I would miss the nuances of grocery shopping sometimes. For instance, the cereal aisle. I love cereal. I lingered on the cereal aisle for a disproportionately long time tonight and let me assure you that it was the highlight of my day. I took waaaay too long deciding which cereal I wanted, looking first at Froot Loops, Cap'n Crunch and the like, then moving on to the sliiiiightly less saccharine Honey-Nut varieties. I sensibly settled on Wheat Chex and Cheerios, two old standbys that never let you down, nutritionally or tastally. But the knowledge is always there that I could have taken home a little frosted number in a tarted up box, and that is infinitely comforting.

The greatest void that would be left in my life if I ceased to grocery shop would be the magazine aisle.
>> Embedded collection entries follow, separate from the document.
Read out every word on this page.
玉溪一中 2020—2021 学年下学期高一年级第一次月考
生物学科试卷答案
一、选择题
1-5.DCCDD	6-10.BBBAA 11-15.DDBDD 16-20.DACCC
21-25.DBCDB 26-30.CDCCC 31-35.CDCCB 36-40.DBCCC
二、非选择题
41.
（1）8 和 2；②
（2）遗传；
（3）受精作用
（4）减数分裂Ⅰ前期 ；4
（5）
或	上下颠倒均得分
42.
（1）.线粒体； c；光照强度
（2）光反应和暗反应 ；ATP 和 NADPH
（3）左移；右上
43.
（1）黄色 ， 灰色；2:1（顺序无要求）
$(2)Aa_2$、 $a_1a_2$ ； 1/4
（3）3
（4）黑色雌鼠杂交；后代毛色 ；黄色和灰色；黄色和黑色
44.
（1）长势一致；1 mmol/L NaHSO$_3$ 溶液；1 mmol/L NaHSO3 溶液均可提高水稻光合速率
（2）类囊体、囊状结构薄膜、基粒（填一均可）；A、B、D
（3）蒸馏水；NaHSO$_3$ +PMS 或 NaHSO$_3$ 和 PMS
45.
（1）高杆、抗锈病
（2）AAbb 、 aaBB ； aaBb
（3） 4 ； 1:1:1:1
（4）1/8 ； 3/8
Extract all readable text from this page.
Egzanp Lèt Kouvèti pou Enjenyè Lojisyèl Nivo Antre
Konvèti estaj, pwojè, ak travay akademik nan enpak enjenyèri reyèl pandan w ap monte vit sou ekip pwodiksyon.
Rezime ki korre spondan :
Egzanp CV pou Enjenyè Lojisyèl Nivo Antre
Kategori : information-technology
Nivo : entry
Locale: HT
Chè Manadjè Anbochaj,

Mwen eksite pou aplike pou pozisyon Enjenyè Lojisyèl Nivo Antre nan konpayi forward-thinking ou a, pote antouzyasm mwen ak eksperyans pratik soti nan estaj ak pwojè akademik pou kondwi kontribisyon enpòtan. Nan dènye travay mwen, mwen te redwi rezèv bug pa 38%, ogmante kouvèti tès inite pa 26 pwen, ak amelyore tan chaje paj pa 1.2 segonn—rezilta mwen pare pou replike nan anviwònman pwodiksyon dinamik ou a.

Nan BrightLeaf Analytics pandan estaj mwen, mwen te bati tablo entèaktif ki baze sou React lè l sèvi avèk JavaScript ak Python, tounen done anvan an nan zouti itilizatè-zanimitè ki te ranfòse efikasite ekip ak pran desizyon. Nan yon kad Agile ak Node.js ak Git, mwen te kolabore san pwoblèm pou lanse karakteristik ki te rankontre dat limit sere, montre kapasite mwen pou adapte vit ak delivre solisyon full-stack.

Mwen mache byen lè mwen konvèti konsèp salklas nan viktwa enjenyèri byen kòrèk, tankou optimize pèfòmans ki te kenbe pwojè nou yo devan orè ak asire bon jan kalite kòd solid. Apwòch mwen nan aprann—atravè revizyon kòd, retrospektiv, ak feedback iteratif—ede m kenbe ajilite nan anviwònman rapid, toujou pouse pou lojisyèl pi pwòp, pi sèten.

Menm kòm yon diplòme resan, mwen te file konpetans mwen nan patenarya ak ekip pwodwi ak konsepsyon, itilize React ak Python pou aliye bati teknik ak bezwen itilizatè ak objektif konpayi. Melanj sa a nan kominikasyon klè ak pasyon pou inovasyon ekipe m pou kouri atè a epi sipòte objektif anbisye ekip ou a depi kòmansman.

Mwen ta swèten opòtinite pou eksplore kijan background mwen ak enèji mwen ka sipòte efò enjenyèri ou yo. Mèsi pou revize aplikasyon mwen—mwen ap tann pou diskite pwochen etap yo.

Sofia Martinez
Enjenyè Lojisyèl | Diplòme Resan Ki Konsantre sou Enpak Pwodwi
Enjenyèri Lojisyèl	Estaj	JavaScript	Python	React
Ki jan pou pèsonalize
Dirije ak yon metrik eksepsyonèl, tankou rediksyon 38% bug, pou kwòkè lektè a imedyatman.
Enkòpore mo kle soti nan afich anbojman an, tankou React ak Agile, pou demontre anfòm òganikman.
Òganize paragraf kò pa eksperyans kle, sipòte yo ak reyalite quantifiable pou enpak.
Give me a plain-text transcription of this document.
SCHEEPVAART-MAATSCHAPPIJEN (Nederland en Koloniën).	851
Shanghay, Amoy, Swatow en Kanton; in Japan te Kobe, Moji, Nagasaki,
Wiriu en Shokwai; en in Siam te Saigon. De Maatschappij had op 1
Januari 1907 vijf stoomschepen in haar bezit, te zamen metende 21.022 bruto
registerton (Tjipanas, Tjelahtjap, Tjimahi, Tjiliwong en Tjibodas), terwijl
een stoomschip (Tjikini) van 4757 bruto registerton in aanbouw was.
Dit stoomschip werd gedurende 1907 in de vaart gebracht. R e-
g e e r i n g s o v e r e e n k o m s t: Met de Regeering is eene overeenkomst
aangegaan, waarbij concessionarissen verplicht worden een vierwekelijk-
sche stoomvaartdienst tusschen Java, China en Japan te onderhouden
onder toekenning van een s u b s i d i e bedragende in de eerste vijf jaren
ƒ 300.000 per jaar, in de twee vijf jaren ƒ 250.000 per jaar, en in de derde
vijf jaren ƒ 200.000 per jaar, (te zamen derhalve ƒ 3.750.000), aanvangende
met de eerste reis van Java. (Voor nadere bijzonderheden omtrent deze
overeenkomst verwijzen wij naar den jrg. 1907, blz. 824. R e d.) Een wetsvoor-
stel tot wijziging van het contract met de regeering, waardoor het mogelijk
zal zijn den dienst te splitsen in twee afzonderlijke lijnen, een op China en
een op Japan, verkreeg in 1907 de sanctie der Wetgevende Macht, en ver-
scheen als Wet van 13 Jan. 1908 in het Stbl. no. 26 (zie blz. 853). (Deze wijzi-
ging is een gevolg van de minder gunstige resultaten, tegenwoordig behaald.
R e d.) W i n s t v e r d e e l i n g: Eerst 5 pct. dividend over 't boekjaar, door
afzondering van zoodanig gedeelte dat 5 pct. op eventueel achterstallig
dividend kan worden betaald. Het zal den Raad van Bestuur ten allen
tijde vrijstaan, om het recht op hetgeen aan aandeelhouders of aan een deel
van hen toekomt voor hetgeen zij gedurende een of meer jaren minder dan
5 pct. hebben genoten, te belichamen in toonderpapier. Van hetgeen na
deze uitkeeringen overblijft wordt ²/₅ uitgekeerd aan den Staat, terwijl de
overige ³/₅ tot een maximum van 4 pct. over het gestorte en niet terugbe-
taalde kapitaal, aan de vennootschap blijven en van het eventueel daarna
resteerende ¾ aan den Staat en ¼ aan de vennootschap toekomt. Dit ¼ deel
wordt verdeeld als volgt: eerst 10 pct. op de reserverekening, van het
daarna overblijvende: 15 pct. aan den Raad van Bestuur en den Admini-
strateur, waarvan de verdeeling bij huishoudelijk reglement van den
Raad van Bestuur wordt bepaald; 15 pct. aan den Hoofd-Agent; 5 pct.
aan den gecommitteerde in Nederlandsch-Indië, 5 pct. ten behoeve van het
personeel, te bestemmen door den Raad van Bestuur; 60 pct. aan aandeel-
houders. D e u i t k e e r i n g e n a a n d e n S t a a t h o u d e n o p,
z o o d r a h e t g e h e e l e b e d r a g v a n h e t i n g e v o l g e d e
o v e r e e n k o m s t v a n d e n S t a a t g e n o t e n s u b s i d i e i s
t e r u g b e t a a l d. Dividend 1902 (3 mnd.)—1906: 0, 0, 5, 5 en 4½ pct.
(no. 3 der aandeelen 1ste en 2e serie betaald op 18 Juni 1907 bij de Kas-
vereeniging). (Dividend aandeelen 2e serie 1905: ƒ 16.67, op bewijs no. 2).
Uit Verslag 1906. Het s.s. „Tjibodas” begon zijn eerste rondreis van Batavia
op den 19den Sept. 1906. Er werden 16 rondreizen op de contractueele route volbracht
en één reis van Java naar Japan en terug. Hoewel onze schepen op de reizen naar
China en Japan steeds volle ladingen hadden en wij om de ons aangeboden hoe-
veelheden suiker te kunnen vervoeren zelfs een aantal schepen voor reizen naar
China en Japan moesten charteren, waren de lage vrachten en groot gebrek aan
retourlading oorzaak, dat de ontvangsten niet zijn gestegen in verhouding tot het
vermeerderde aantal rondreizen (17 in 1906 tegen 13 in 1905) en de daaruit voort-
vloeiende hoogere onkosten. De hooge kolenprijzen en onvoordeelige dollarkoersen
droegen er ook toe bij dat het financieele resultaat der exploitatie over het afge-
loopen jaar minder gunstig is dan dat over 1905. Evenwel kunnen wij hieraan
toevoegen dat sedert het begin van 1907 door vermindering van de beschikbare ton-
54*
In the past couple of years, I have gone from someone who would never have to buy toilet paper again if I just used my magazines, to a thrifty shopper who realized that I could JUST READ US WEEKLY IN THE STORE and never again have to deal with the guilt of paying the people who take pictures of Paris Hilton. Therefore, after I hit the cereal aisle, pick up some milk, and smell all the laundry detergents, I pull my cart into the intellectual section of the store where they sell Danielle Steel, Joel Osteen, and In Touch.
Thus my week begins with a robust evening of discount supercenter shopping and celebrity scandals.
God bless America.

1 comment:

Anonymous said...

You are such a good writer! You have a way of making the boring, ordinary, everday stuff interesting to read about. I really enjoyed reading your blogs. I'll make sure to drop by more often! Keep it up!